L’œuvre et le territoire

L’Hôtel de police de Limoges est implanté sur un ancien site d’usine de porcelaine. En 1905, Théodore Haviland doit agrandir ses locaux et améliorer ses équipements face à une concurrence de plus en plus forte. Son fils Jean rapporte de l’un de ses voyages en Allemagne les plans d’un « four à flammes renversées ». Construit en 1907, celui-ci ne fonctionnera jamais réellement, mais reste l’un des seuls éléments témoins de l’activité industrielle lors du rachat des terrains de la Fabrique par l’État en 1960. Enfouis sous le béton, le four n’avait d’apparent qu’une partie de la cheminée, qui fut l’objet du 1 % artistique.

En choisissant d’apposer une structure enveloppante à la cheminée, Patrick Corillon en permet la conservation et la mise en valeur. Les plaques en porcelaine sont décorées par des photographies sérigraphiées de mains accomplissant différents gestes.

Un lien subtil se tisse alors entre histoire passée et en cours du lieu, les mains représentées étant celles de porcelainiers et de policiers au travail. Chaque photographie est accompagnée d’une phrase manuscrite descriptive ouvrant le champ de la perception visuelle directe de l’image à celle plus mentale à laquelle font référence les mots.
Le rapport de l’art et du langage est omniprésent dans le travail de l’artiste ; il permet au public devenu lecteur de s’arrêter à l’anecdote ou bien de se laisser entraîner dans le labyrinthe de sens qui s’y cache.

Ici, l’une des plaques se démarque de l’ensemble par sa position verticale. Elle ne contient aucune image, seul un texte de fiction l’habille. On peut y lire une légende inventée par l’artiste sur les lucioles. Elles sont comme des « guides » qui viennent accompagner par leurs courses folles la gestuelle quotidienne des travailleurs. Bien qu’empreints d’une puissance poétique singulière, les textes de Patrick Corillon révèlent des paradoxes complexes mettant à mal nos convictions au profit de situations illusoires, voire absurdes. Le 1 % artistique de l’université Paul-Verlaine à Metz (2002) ou l’œuvre L’Orage à la cité scolaire d’Arsonval à Brive (1992) représentent également un travail sur l’écriture, le conte.

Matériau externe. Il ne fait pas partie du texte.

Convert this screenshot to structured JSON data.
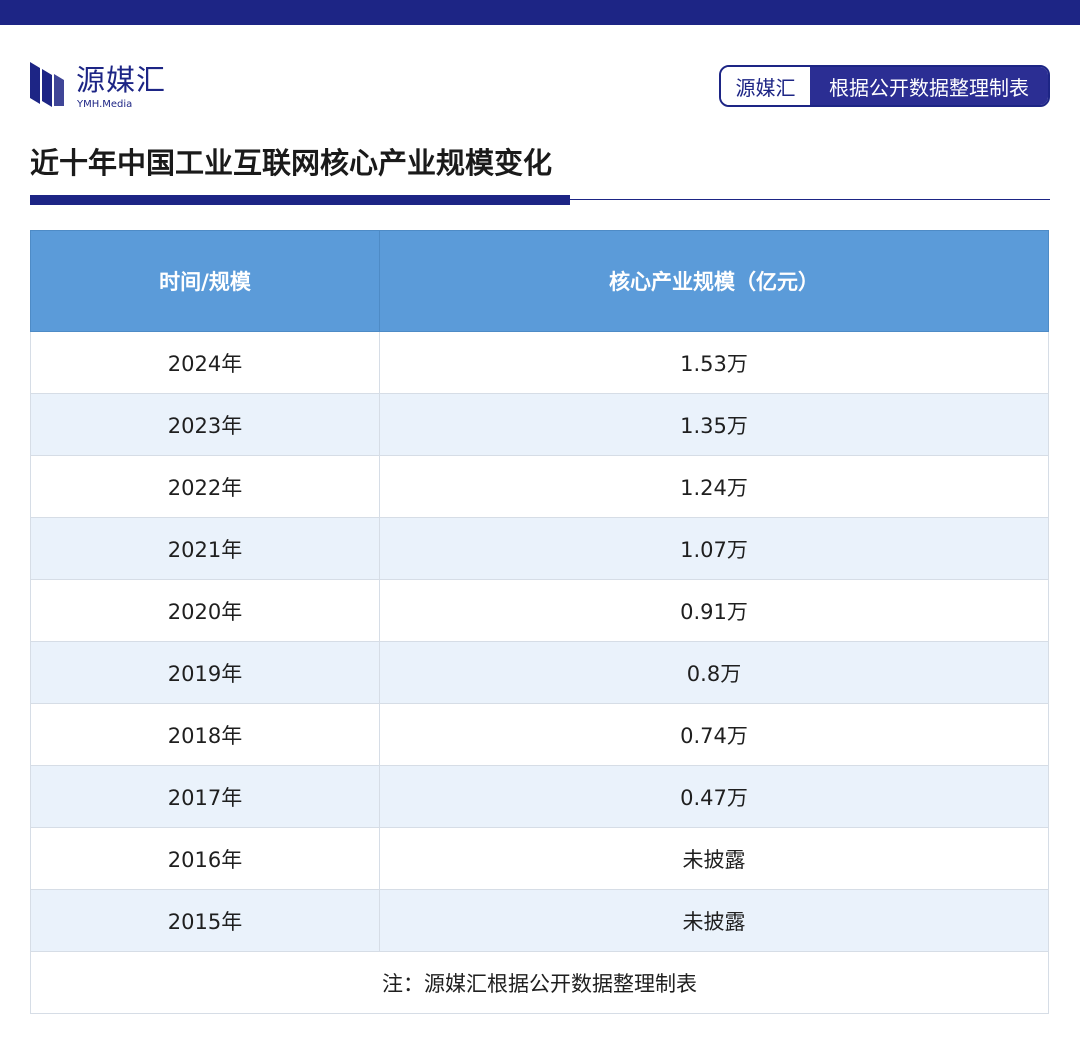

La forme circulaire de l’œuvre Lucioles amène le spectateur à se déplacer, à tourner autour de la sculpture s’il veut l’appréhender, la déchiffrer dans son ensemble. Le mouvement devient duel : à la fois physique et psychique. Par la lecture, le spectateur voyage entre un espace réel (l’expérience sensible) et un espace fictionnel (expérience cognitive). Patrick Corillon invente un mobilier urbain d’un genre singulier qui manifeste une mémoire, signifie des liens, ouvre l’imaginaire. C’est en véritable « marionnettiste » du langage qu’il investit le réel et nous laisse entrevoir l’invisible.